According to Reserve Bank of India regulations, wallet companies are required to keep their money in a segregated escrow account. An escrow account is one in which a third party holds the money of the customer to be paid to another party. Money in the account cannot be diverted for any other use, except for the one for which it is meant.
Paytm's escrow account submissions show its lowest quarterly balance during the last quarter of 2015-16 was Rs 2.5 crore. At this level, the average wallet size was about 20 paise. Even if the maximum quarterly balance of Rs 367 crore is taken into account, it works out to roughly Rs 30 in every account.
Madhur Deora, chief financial officer, Paytm, referred e-mail questions, seeking average size of wallets and other financial details to the company spokesperson. E-mails and subsequent reminders to the spokesperson last week did not elicit a response.
Pramod Saxena, managing director, Oxigen Services, said the average sleepover balances was around Rs 40 for Oxigen. He said averages could vary, depending on the parameters companies use to define active users and the mechanisms used such as cash collection systems and proportion of cashbacks.

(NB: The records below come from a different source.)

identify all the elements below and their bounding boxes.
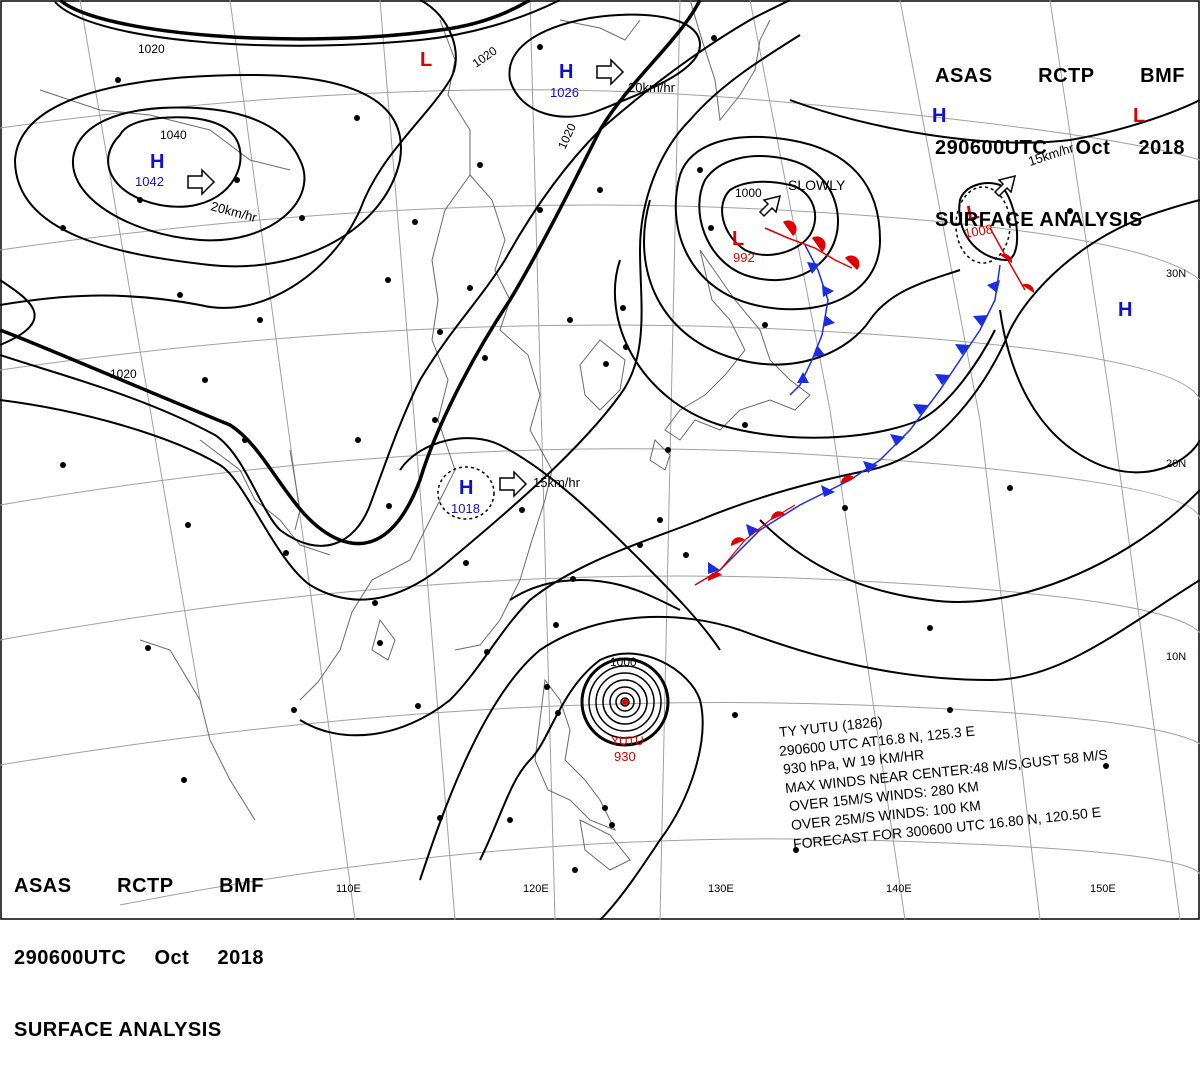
year-label: 2018 [217, 947, 264, 969]
lon-label-120e: 120E [523, 883, 549, 895]
isobar-1020 [0, 0, 702, 546]
typhoon-isobars [580, 657, 670, 747]
lon-label-150e: 150E [1090, 883, 1116, 895]
isobar-label-1020-d: 1020 [110, 367, 137, 381]
datetime-label: 290600UTC [14, 947, 127, 969]
front-from-low-1008 [694, 227, 1035, 586]
lon-label-130e: 130E [708, 883, 734, 895]
month-label: Oct [154, 947, 190, 969]
isobar-label-1040: 1040 [160, 128, 187, 142]
weather-map: 110E 120E 130E 140E 150E 30N 20N 10N 104… [0, 0, 1200, 920]
high-1018-symbol: H [459, 477, 473, 499]
product-label: SURFACE ANALYSIS [935, 209, 1143, 231]
isobar-label-1000-typhoon: 1000 [610, 655, 637, 669]
month-label: Oct [1075, 137, 1111, 159]
title-top-right: ASAS RCTP BMF 290600UTC Oct 2018 SURFACE ANA… [935, 16, 1185, 256]
low-north-symbol: L [420, 49, 432, 71]
agency-label: ASAS [935, 65, 993, 87]
source-label: BMF [219, 875, 264, 897]
high-1026-pressure: 1026 [550, 85, 579, 100]
lat-label-20n: 20N [1166, 458, 1186, 470]
motion-arrows [187, 58, 1017, 498]
isobars [0, 0, 1200, 920]
low-992: L 992 SLOWLY [732, 177, 846, 265]
product-label: SURFACE ANALYSIS [14, 1019, 222, 1041]
station-plots [60, 35, 1109, 873]
arrow-high-1026 [596, 58, 625, 86]
latitude-labels: 30N 20N 10N [1166, 268, 1186, 663]
lat-label-30n: 30N [1166, 268, 1186, 280]
source-label: BMF [1140, 65, 1185, 87]
high-1042-pressure: 1042 [135, 174, 164, 189]
high-east-b-symbol: H [1118, 299, 1132, 321]
high-1018-pressure: 1018 [451, 501, 480, 516]
center-label: RCTP [1038, 65, 1095, 87]
high-1018: H 1018 15km/hr [451, 475, 581, 516]
arrow-high-1018 [499, 470, 528, 498]
title-bottom-left: ASAS RCTP BMF 290600UTC Oct 2018 SURFACE ANA… [14, 826, 264, 1066]
isobar-label-1020-a: 1020 [138, 42, 165, 56]
high-1026-motion: 20km/hr [628, 80, 676, 95]
lon-label-140e: 140E [886, 883, 912, 895]
latitude-lines [0, 89, 1200, 906]
high-1026-symbol: H [559, 61, 573, 83]
datetime-label: 290600UTC [935, 137, 1048, 159]
front-from-low-992 [764, 220, 860, 396]
feature-circles [437, 186, 1011, 520]
agency-label: ASAS [14, 875, 72, 897]
low-east-symbol: L [1133, 105, 1145, 127]
typhoon-info-block: TY YUTU (1826) 290600 UTC AT16.8 N, 125.… [778, 713, 1198, 864]
typhoon-center [622, 699, 628, 705]
high-1018-motion: 15km/hr [533, 475, 581, 490]
lon-label-110e: 110E [336, 883, 361, 895]
typhoon-pressure: 930 [614, 749, 636, 764]
center-label: RCTP [117, 875, 174, 897]
typhoon-name: YUTU [611, 734, 644, 748]
arrow-high-1042 [187, 168, 216, 196]
low-992-pressure: 992 [733, 250, 755, 265]
year-label: 2018 [1138, 137, 1185, 159]
high-east-a-symbol: H [932, 105, 946, 127]
map-frame [0, 0, 1200, 920]
high-1026: H 1026 20km/hr [550, 61, 676, 100]
typhoon-yutu: YUTU 930 [611, 734, 644, 764]
low-1008-symbol: L [965, 201, 981, 225]
low-992-motion: SLOWLY [788, 177, 846, 193]
low-992-symbol: L [732, 228, 744, 250]
arrow-low-1008 [993, 174, 1017, 198]
isobar-label-1000-low: 1000 [735, 186, 762, 200]
longitude-labels: 110E 120E 130E 140E 150E [336, 883, 1116, 895]
lat-label-10n: 10N [1166, 651, 1186, 663]
high-1042-symbol: H [150, 151, 164, 173]
arrow-low-992 [758, 194, 782, 218]
low-1008-pressure: 1008 [963, 221, 994, 241]
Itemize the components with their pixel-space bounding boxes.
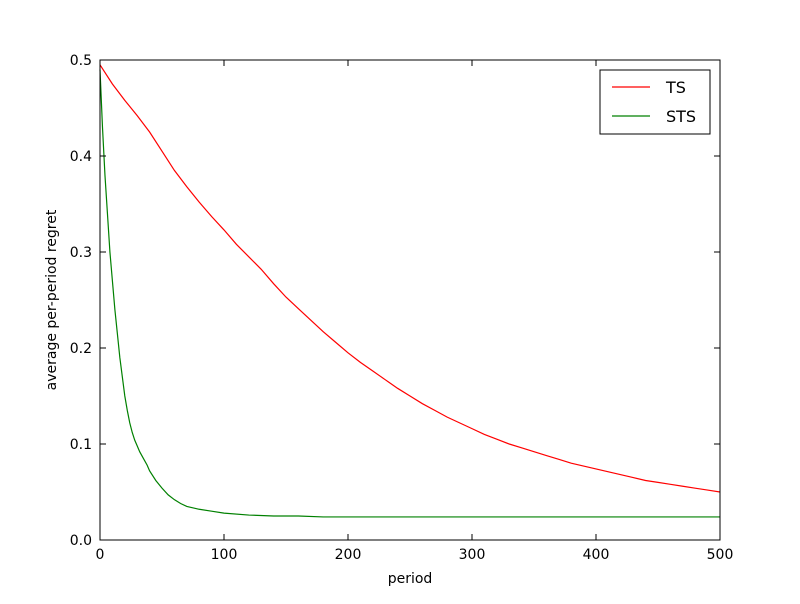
x-tick-label: 0 bbox=[96, 547, 105, 563]
x-axis-label: period bbox=[388, 571, 433, 587]
x-tick-label: 100 bbox=[211, 547, 238, 563]
y-tick-label: 0.2 bbox=[70, 341, 92, 357]
ticks-layer: 0 100 200 300 400 500 0.0 0.1 0.2 0.3 0.4 0.5 bbox=[70, 53, 734, 563]
y-tick-label: 0.0 bbox=[70, 533, 92, 549]
series-line-sts bbox=[99, 69, 720, 518]
x-tick-label: 500 bbox=[707, 547, 734, 563]
legend: TS STS bbox=[599, 69, 711, 135]
y-tick-label: 0.5 bbox=[70, 53, 92, 69]
legend-label-ts: TS bbox=[665, 78, 686, 97]
y-axis-label: average per-period regret bbox=[44, 209, 60, 390]
legend-box bbox=[599, 69, 711, 135]
legend-label-sts: STS bbox=[666, 107, 696, 126]
x-tick-label: 400 bbox=[583, 547, 610, 563]
plot-layer bbox=[99, 64, 721, 518]
y-tick-label: 0.4 bbox=[70, 149, 92, 165]
x-tick-label: 200 bbox=[335, 547, 362, 563]
series-line-ts bbox=[99, 64, 721, 493]
plot-frame bbox=[99, 59, 721, 541]
y-tick-label: 0.3 bbox=[70, 245, 92, 261]
y-tick-label: 0.1 bbox=[70, 437, 92, 453]
x-tick-label: 300 bbox=[459, 547, 486, 563]
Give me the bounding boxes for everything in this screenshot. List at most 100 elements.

Assuming a portion of the users maintained significant balances in their wallets, there is a high possibility that a large number of Paytm wallets had zero balances, said an analyst with one of the big four consultants. The analyst added that many people use mobile wallets only to avail discounts or cashbacks and did not store money in the wallets themselves.
Even the average balance of Rs 22 was an improvement over the previous year.
On April 30, 2015, the average balance in Paytm's escrow account with a private sector bank was only Rs 13. It had around Rs 128 crore in the account with 100 million users in its kitty during the time.
However, the number of registered merchants fell to 39,671 at the end of FY16 from 54,665 at the end of FY15. At the end of September 2016, this jumped to 73,846 merchants. Share of funds transfers in total payments made increased to 20.7 per cent in September from 11.6 per cent in March and 2.4 per cent the previous year.
In comparison, Mobikwik had 1,100 merchants and a funds transfer ratio of 27 per cent.
As part of these disclosures, the firm said a portion of the payments went to One 97 itself. A column in the annexure to the escrow account statement reads 'liability to One 97 as merchant'. Account details, pertaining to March 21-31 this year, reviewed by Business Standard, shows the highest "liability to One 97 as merchant" was almost Rs 44 crore on March 27. Between April and June in 2015, the highest "liability to One 97 as merchant" was around Rs 17 crore.
Mobikwik did not have such liabilities to own company as merchant.
Company documents show in India, similarly-named companies include One 97 Communications India and One 97 Enterprise Mobile Solutions. It also has subsidiaries of the same name in African countries like Ghana, Uganda, Rwanda, Tanzania, Kenya, Benin, South Africa and Ivory Coast.